# My little weirdo?



## Torston (Aug 28, 2011)

Hi! So, I'm not complaining or anything, but I've noticed that my little Boz monster never balls up. As in, not when he's angry, or sleeping (he sleeps like a little zombie hedgie with his arms and legs stuck straight out) or coming out of the bath or anything.

If anything, he's the opposite. His nickname is monkey cause he's all wiggly and squirmy all the time with his legs stuck out as far as they can go.

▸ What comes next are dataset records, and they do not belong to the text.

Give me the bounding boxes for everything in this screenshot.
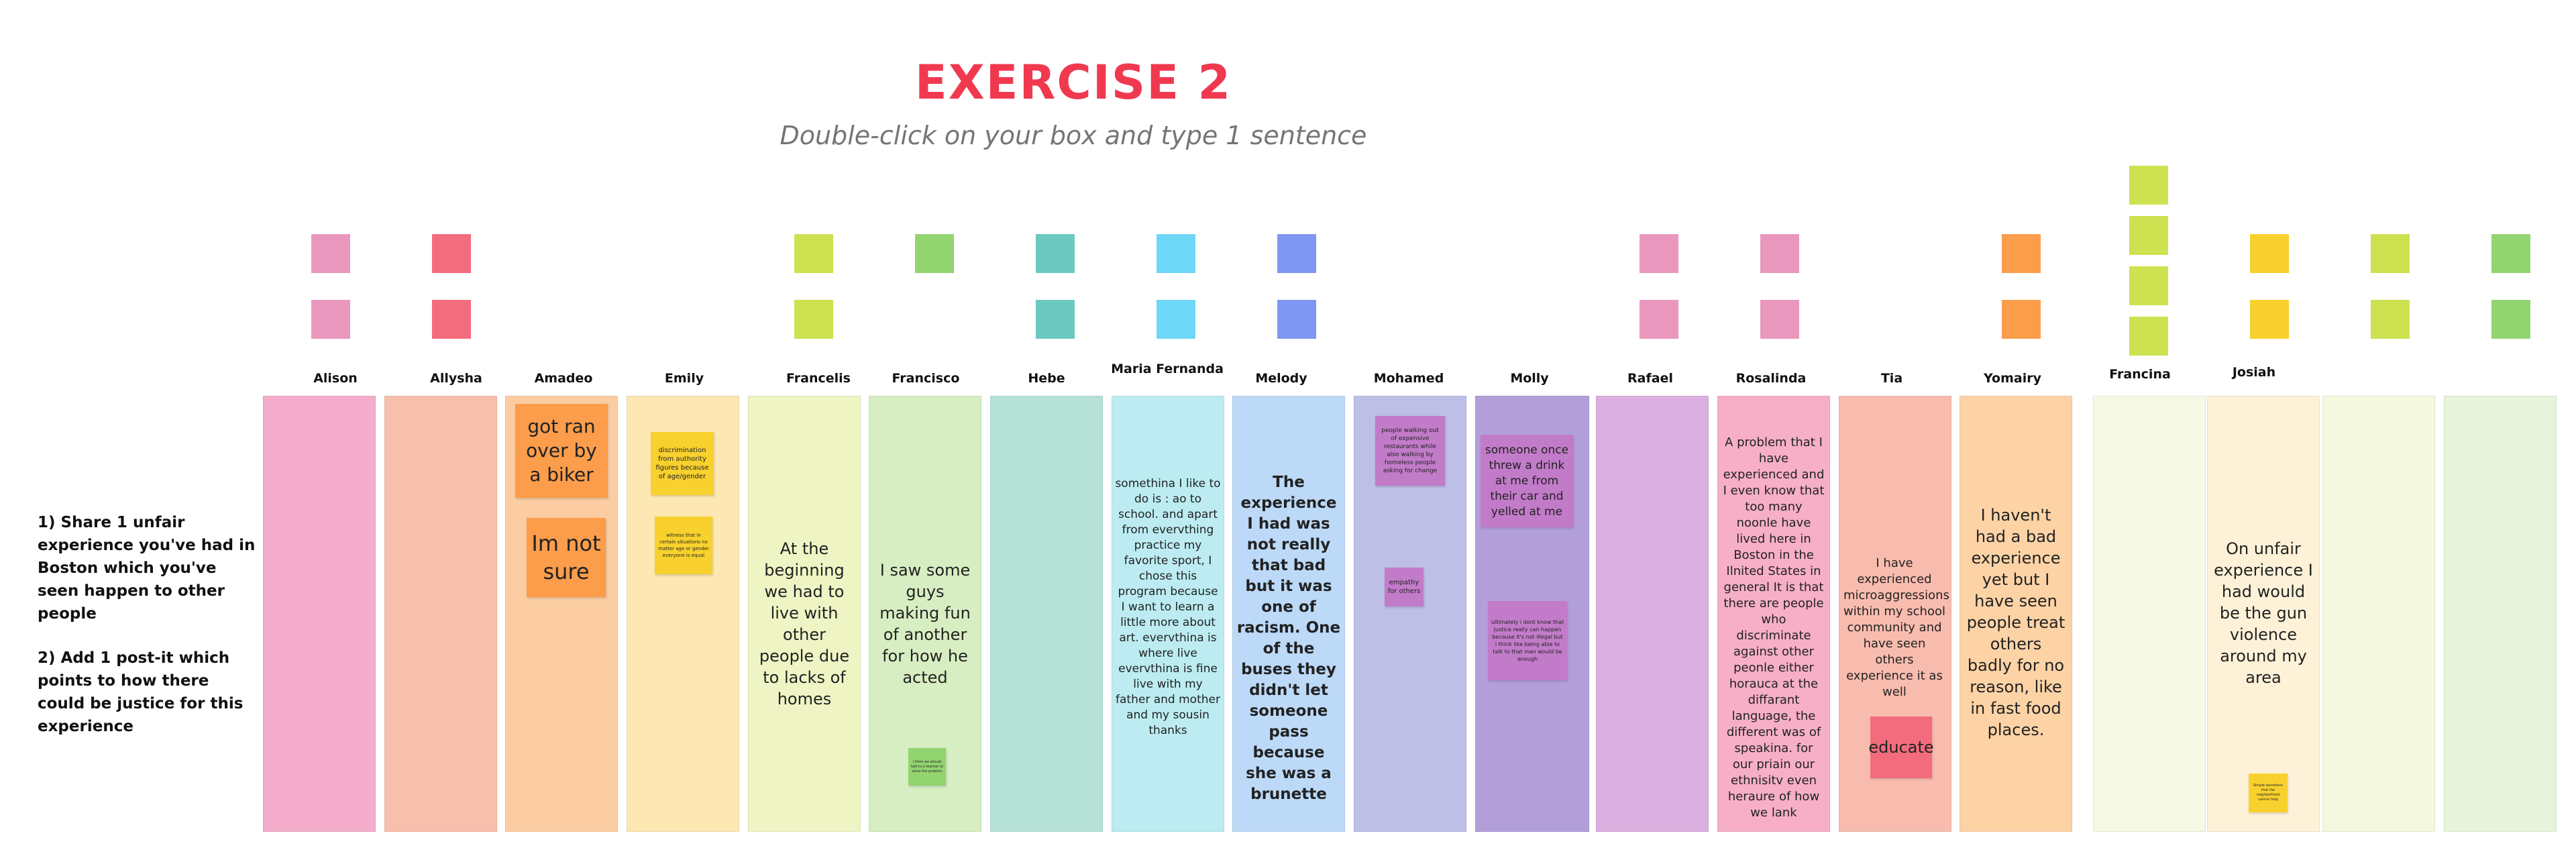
tag-square-josiah[interactable] xyxy=(2250,300,2289,339)
post-it-note[interactable]: discrimination from authority figures be… xyxy=(651,432,714,495)
tag-square-yomairy[interactable] xyxy=(2002,234,2041,273)
participant-name: Molly xyxy=(1510,371,1549,386)
box-rosalinda[interactable] xyxy=(1717,396,1830,832)
box-extra-2[interactable] xyxy=(2444,396,2557,832)
participant-name: Rafael xyxy=(1627,371,1673,386)
experience-text-maria: somethina I like to do is : ao to school… xyxy=(1115,477,1221,737)
participant-name: Rosalinda xyxy=(1735,371,1807,386)
box-extra-1[interactable] xyxy=(2322,396,2435,832)
post-it-note[interactable]: someone once threw a drink at me from th… xyxy=(1481,435,1573,527)
participant-name: Melody xyxy=(1255,371,1307,386)
post-it-note[interactable]: i think we should talk to a teacher to s… xyxy=(908,748,946,786)
participant-name: Francisco xyxy=(892,371,960,386)
experience-text-francisco: I saw some guys making fun of another fo… xyxy=(879,561,971,687)
post-it-note[interactable]: people walking out of expensive restaura… xyxy=(1375,416,1445,486)
post-it-note[interactable]: Simple secretions that the neighborhood … xyxy=(2249,773,2288,812)
experience-text-melody: The experience I had was not really that… xyxy=(1236,474,1341,803)
participant-name: Francina xyxy=(2109,367,2171,382)
tag-square-francelis[interactable] xyxy=(794,300,833,339)
tag-square-extra-2[interactable] xyxy=(2491,234,2530,273)
page-subtitle: Double-click on your box and type 1 sent… xyxy=(780,121,1367,150)
tag-square-extra-2[interactable] xyxy=(2491,300,2530,339)
tag-square-rosalinda[interactable] xyxy=(1760,234,1799,273)
box-francina[interactable] xyxy=(2093,396,2206,832)
experience-text-josiah: On unfair experience I had would be the … xyxy=(2214,539,2313,687)
tag-square-maria[interactable] xyxy=(1157,234,1195,273)
experience-text-tia: I have experienced microaggressions with… xyxy=(1843,556,1949,699)
tag-square-alison[interactable] xyxy=(311,300,350,339)
box-allysha[interactable] xyxy=(384,396,497,832)
box-francelis[interactable] xyxy=(748,396,861,832)
post-it-note[interactable]: empathy for others xyxy=(1385,568,1424,606)
box-alison[interactable] xyxy=(263,396,376,832)
tag-square-francina[interactable] xyxy=(2129,216,2168,255)
instruction-step-2: 2) Add 1 post-it which points to how the… xyxy=(38,649,244,735)
experience-text-francelis: At the beginning we had to live with oth… xyxy=(759,539,850,708)
participant-name: Tia xyxy=(1880,371,1903,386)
tag-square-melody[interactable] xyxy=(1277,234,1316,273)
participant-name: Allysha xyxy=(430,371,482,386)
tag-square-melody[interactable] xyxy=(1277,300,1316,339)
participant-name: Mohamed xyxy=(1373,371,1444,386)
post-it-note[interactable]: got ran over by a biker xyxy=(515,404,608,498)
post-it-note[interactable]: Im not sure xyxy=(527,518,606,597)
participant-name: Hebe xyxy=(1028,371,1065,386)
box-yomairy[interactable] xyxy=(1960,396,2072,832)
tag-square-allysha[interactable] xyxy=(432,234,471,273)
tag-square-francina[interactable] xyxy=(2129,317,2168,356)
box-josiah[interactable] xyxy=(2207,396,2320,832)
participant-name: Francelis xyxy=(786,371,851,386)
participant-name: Maria Fernanda xyxy=(1111,362,1224,376)
tag-square-hebe[interactable] xyxy=(1036,234,1075,273)
box-melody[interactable] xyxy=(1232,396,1345,832)
tag-square-maria[interactable] xyxy=(1157,300,1195,339)
tag-square-extra-1[interactable] xyxy=(2371,300,2410,339)
tag-square-yomairy[interactable] xyxy=(2002,300,2041,339)
participant-name: Josiah xyxy=(2232,365,2276,380)
participant-name: Amadeo xyxy=(534,371,593,386)
tag-square-rafael[interactable] xyxy=(1640,300,1678,339)
tag-square-josiah[interactable] xyxy=(2250,234,2289,273)
post-it-note[interactable]: ultimately i dont know that justice real… xyxy=(1488,601,1567,680)
tag-square-francina[interactable] xyxy=(2129,266,2168,305)
tag-square-extra-1[interactable] xyxy=(2371,234,2410,273)
instruction-step-1: 1) Share 1 unfair experience you've had … xyxy=(38,514,256,623)
post-it-note[interactable]: witness that in certain situations no ma… xyxy=(655,517,712,574)
tag-square-hebe[interactable] xyxy=(1036,300,1075,339)
tag-square-alison[interactable] xyxy=(311,234,350,273)
experience-text-rosalinda: A problem that I have experienced and I … xyxy=(1723,435,1825,820)
box-hebe[interactable] xyxy=(990,396,1103,832)
post-it-note[interactable]: educate xyxy=(1868,716,1934,778)
tag-square-francina[interactable] xyxy=(2129,166,2168,205)
participant-name: Yomairy xyxy=(1984,371,2041,386)
tag-square-rosalinda[interactable] xyxy=(1760,300,1799,339)
tag-square-francisco[interactable] xyxy=(915,234,954,273)
tag-square-francelis[interactable] xyxy=(794,234,833,273)
box-maria[interactable] xyxy=(1112,396,1224,832)
experience-text-yomairy: I haven't had a bad experience yet but I… xyxy=(1966,506,2065,739)
tag-square-rafael[interactable] xyxy=(1640,234,1678,273)
tag-square-allysha[interactable] xyxy=(432,300,471,339)
participant-name: Emily xyxy=(664,371,704,386)
box-rafael[interactable] xyxy=(1596,396,1709,832)
page-title: EXERCISE 2 xyxy=(914,55,1232,110)
participant-name: Alison xyxy=(313,371,358,386)
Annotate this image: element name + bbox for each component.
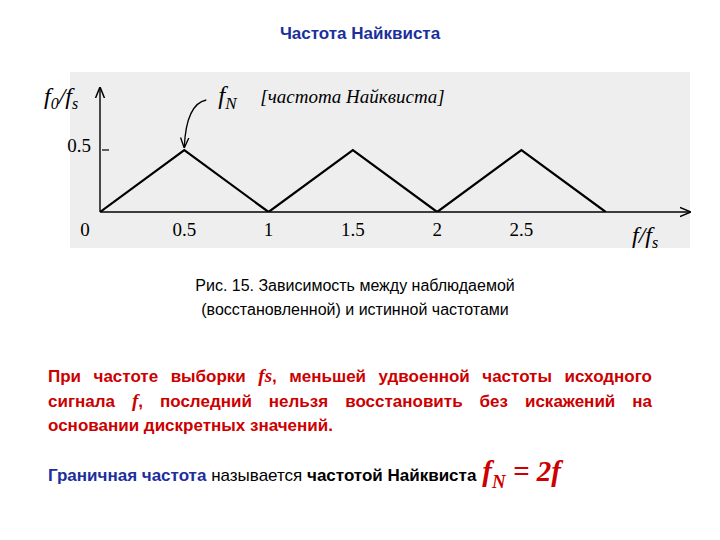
y-axis xyxy=(99,88,100,212)
x-axis-label: f/fs xyxy=(632,222,658,251)
chart-background xyxy=(70,72,690,248)
data-line xyxy=(100,150,606,212)
caption-line: Рис. 15. Зависимость между наблюдаемой xyxy=(130,274,580,298)
formula-part: = 2f xyxy=(506,455,561,487)
formula-part: f xyxy=(482,455,492,487)
x-tick-label: 0 xyxy=(80,219,90,240)
annotation-note: [частота Найквиста] xyxy=(260,86,444,107)
plot-area xyxy=(100,150,606,212)
x-tick-label: 0.5 xyxy=(172,219,196,240)
definition-text: называется xyxy=(206,466,307,485)
y-axis-label-part: 0 xyxy=(51,95,59,112)
y-tick xyxy=(102,149,109,150)
x-axis xyxy=(100,211,690,212)
statement: При частоте выборки fs, меньшей удвоенно… xyxy=(48,364,652,438)
caption-line: (восстановленной) и истинной частотами xyxy=(130,298,580,322)
title: Частота Найквиста xyxy=(0,24,720,44)
y-axis-label-part: s xyxy=(72,95,78,112)
term: Граничная частота xyxy=(48,466,206,485)
term-name: частотой Найквиста xyxy=(307,466,476,485)
y-tick-label: 0.5 xyxy=(67,135,91,156)
x-tick-label: 2.5 xyxy=(510,219,534,240)
chart: 00.511.522.50.5f0/fsf/fsfN[частота Найкв… xyxy=(0,0,720,540)
x-tick-label: 1.5 xyxy=(341,219,365,240)
x-tick-label: 1 xyxy=(264,219,274,240)
x-tick-label: 2 xyxy=(432,219,442,240)
y-axis-label: f0/fs xyxy=(44,83,78,112)
statement-text: , последний нельзя восстановить без иска… xyxy=(48,392,652,435)
formula: fN = 2f xyxy=(482,455,560,487)
annotation-arrow xyxy=(184,100,206,147)
annotation-label: fN xyxy=(218,82,238,113)
x-axis-label-part: s xyxy=(652,234,658,251)
slide: 00.511.522.50.5f0/fsf/fsfN[частота Найкв… xyxy=(0,0,720,540)
formula-part: N xyxy=(492,471,506,492)
caption: Рис. 15. Зависимость между наблюдаемой(в… xyxy=(130,274,580,322)
variable: fs xyxy=(258,365,272,386)
definition: Граничная частота называется частотой На… xyxy=(48,455,708,493)
variable: f xyxy=(132,390,138,411)
statement-text: При частоте выборки xyxy=(48,367,258,386)
annotation-label-part: N xyxy=(224,94,238,113)
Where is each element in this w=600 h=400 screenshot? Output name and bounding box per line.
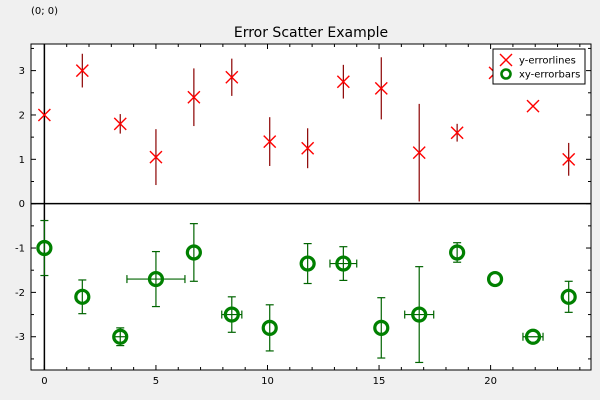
x-tick-label: 10 (261, 376, 274, 387)
o-marker (560, 288, 577, 305)
o-marker (335, 255, 352, 272)
x-tick-label: 15 (373, 376, 386, 387)
legend: y-errorlines xy-errorbars (492, 48, 586, 85)
x-marker-stroke (187, 90, 201, 104)
o-marker (411, 306, 428, 323)
x-marker-stroke (301, 141, 315, 155)
legend-o-marker (500, 68, 512, 80)
y-tick-label: 1 (19, 155, 25, 166)
y-tick-label: 0 (19, 199, 25, 210)
o-marker (299, 255, 316, 272)
x-marker-stroke (562, 152, 576, 166)
plot-area (31, 44, 591, 370)
legend-label-y-errorlines: y-errorlines (519, 56, 576, 67)
o-marker (261, 319, 278, 336)
y-tick-label: -1 (15, 244, 25, 255)
x-marker-stroke (336, 75, 350, 89)
x-tick-label: 5 (153, 376, 159, 387)
x-marker-stroke (225, 70, 239, 84)
legend-x-marker-stroke (499, 53, 513, 67)
y-tick-label: -3 (15, 332, 25, 343)
o-marker (185, 244, 202, 261)
o-marker (147, 270, 165, 288)
axis-ticks: 0 5 10 15 20 -3 -2 -1 0 1 2 3 (15, 44, 591, 387)
o-marker (373, 319, 390, 336)
o-marker (223, 306, 240, 323)
x-marker-stroke (37, 108, 51, 122)
o-marker (36, 239, 53, 257)
chart-title: Error Scatter Example (234, 25, 388, 41)
x-marker-stroke (263, 135, 277, 149)
x-marker-stroke (149, 150, 163, 164)
y-tick-label: 3 (19, 66, 25, 77)
x-tick-label: 20 (484, 376, 497, 387)
x-tick-label: 0 (41, 376, 47, 387)
x-marker-stroke (75, 64, 89, 78)
o-marker (112, 328, 129, 345)
o-marker (524, 328, 542, 345)
o-marker (74, 288, 91, 305)
plot-frame (30, 43, 592, 371)
x-marker-stroke (113, 117, 127, 131)
o-marker (486, 270, 504, 288)
y-tick-label: 2 (19, 110, 25, 121)
x-marker-stroke (526, 99, 540, 113)
o-marker (449, 244, 466, 261)
legend-label-xy-errorbars: xy-errorbars (519, 70, 580, 81)
zero-lines (31, 44, 591, 370)
coordinate-readout: (0; 0) (31, 6, 59, 17)
x-marker-stroke (374, 81, 388, 95)
y-tick-label: -2 (15, 288, 25, 299)
x-marker-stroke (450, 126, 464, 140)
x-marker-stroke (412, 146, 426, 160)
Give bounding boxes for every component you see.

Anyone else have a hedgie like Bosley? Just curious to see who else has no attachment to the circular form.


----------



## Torston (Aug 28, 2011)

Evidence of the monkey!
[attachment=1:1f2i864x]weeblemonkey.jpg[/attachment:1f2i864x]
[attachment=0:1f2i864x]Sleepy.jpg[/attachment:1f2i864x]


----------



## Lilysmommy (Jan 7, 2009)

Lily rarely balls up now as well, usually only when she's sleeping or at the vet, but she does still do it! That picture is just hilarious, I love it! :lol: :lol:


----------



## zorropirate (Aug 13, 2010)

OMG!! The zombie arms and butt just melted my heart!!!


----------



## shetland (Sep 2, 2008)

Ohhhhhh such an angel! I want to cuddle the little angel!


----------



## ThePliny (Jun 3, 2010)

*Squeal* Bosley you are such a cutie-pie! I love the zombie legs. Pliny was doing that yesterday when he passed out in my lap.
Pliny balls up whenever he is woken up (although I can sympathize with that).


----------



## Pickle (Sep 11, 2011)

OH-MY-GOSH my heart just MELTED INTO A PUDDLE!!! How freakin cute is that???? oh I love love love!!!!


----------



## farmgirl (May 15, 2011)

OMG i got a hedgie last month and she hasnt ever EVER balled up, she huffed once but that was it but she isnt overweight or anything i was wondering too if she was okay lol :lol:


----------



## PJM (May 7, 2010)

Such adorable pictures! I wish Bosley would come rub those zombie arms off on my Pepper. :roll: We call her Pepper-ball, 'cause that's what we see. :lol:


----------



## Hedgieonboard (Nov 15, 2009)

Those are some of the most adorable pics ever  I love them both


----------



## Rainy (Jul 27, 2011)

PJM said:


> Such adorable pictures! I wish Bosley would come rub those zombie arms off on my Pepper. :roll: We call her Pepper-ball, 'cause that's what we see. :lol:


Awe. You should call her Pepper Corn. 

My hedgies are balls of quilly fury. But still adorable! I've felt them splat under a blanket, but when I peek at them they ball up.


----------



## Pokey (Aug 21, 2011)

Hahaha that's so adorable! You struck gold with that one. My Pazu is still the grumpiest of hogs on the best day, but I wouldn't change anything about him. Make sure you post more pictures! :lol:


----------